The Seismo-Ionospheric Disturbances before the 9 June 2022 Maerkang Ms6.0 Earthquake Swarm

Based on the multi-data of the global ionospheric map (GIM), ionospheric total electron content (TEC) inversed from GPS observations, the critical frequency of the F2 layer (f(O)F(2)) from the ionosonde, electron density (Ne), electron temperature (Te), and He+ and O+ densities detected by the China Seismo-Electromagnetic Satellite (CSES), the temporal and spatial characteristics of ionospheric multi-parameter perturbations were analyzed around the Maerkang Ms6.0 earthquake swarm on 9 June 2022. The results showed that the seismo-ionospheric disturbances were observed during 2-4 June around the epicenter under quiet solar-geomagnetic conditions. All parameters we studied were characterized by synchronous changes and negative anomalies, with a better consistency between ionospheric ground-based and satellite observations. The negative ionospheric anomalies for all parameters appeared 5-7 days before the Maerkang Ms6.0 earthquake swarm can be considered as significant signals of upcoming main shock.

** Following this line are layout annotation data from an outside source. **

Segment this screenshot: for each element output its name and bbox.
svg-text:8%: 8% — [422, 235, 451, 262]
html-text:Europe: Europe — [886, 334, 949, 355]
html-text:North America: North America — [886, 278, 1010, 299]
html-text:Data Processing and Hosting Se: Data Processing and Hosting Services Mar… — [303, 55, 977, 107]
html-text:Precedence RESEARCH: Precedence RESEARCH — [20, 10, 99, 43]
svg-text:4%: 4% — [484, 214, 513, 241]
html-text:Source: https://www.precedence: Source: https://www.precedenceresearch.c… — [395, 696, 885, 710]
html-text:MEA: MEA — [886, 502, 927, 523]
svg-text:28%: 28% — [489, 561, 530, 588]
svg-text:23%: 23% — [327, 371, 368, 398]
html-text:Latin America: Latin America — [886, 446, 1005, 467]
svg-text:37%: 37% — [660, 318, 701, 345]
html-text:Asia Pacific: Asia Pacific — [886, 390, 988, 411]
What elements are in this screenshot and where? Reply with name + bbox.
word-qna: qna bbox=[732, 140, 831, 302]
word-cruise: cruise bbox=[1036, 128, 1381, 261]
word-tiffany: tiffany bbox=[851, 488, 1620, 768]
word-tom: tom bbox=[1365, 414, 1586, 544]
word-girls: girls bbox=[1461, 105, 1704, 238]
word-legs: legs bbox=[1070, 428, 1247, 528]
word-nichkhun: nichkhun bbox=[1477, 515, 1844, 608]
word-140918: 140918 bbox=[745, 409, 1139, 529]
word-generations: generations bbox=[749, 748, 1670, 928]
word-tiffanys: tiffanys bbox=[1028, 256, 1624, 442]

The seismo-ionospheric coupling mechanism may be a combination of two coupling channels: an overlapped DC electric field and an acoustic gravity wave, as described by the lithosphere-atmosphere-ionosphere coupling (LAIC). In addition, in order to make the investigations still more convincing, we completed a statistical analysis for the ionospheric anomalies of earthquakes over Ms6.0 in the study area (20 degrees similar to 40 degrees N, 92 degrees similar to 112 degrees E) from 1 January 2019 to 1 July 2022. The nine seismic events reveal that most strong earthquakes are preceded by obvious synchronous anomalies from ground-based and satellite ionospheric observations. The anomalous disturbances generally appear 1-15 days before the earthquakes, and the continuity and reliability of ground-based ionospheric anomaly detection are relatively high. Based on the integrated ionospheric satellite-ground observations, a cross-validation analysis can effectively improve the confidence level of anomaly identification and reduce the frequency of false anomalies.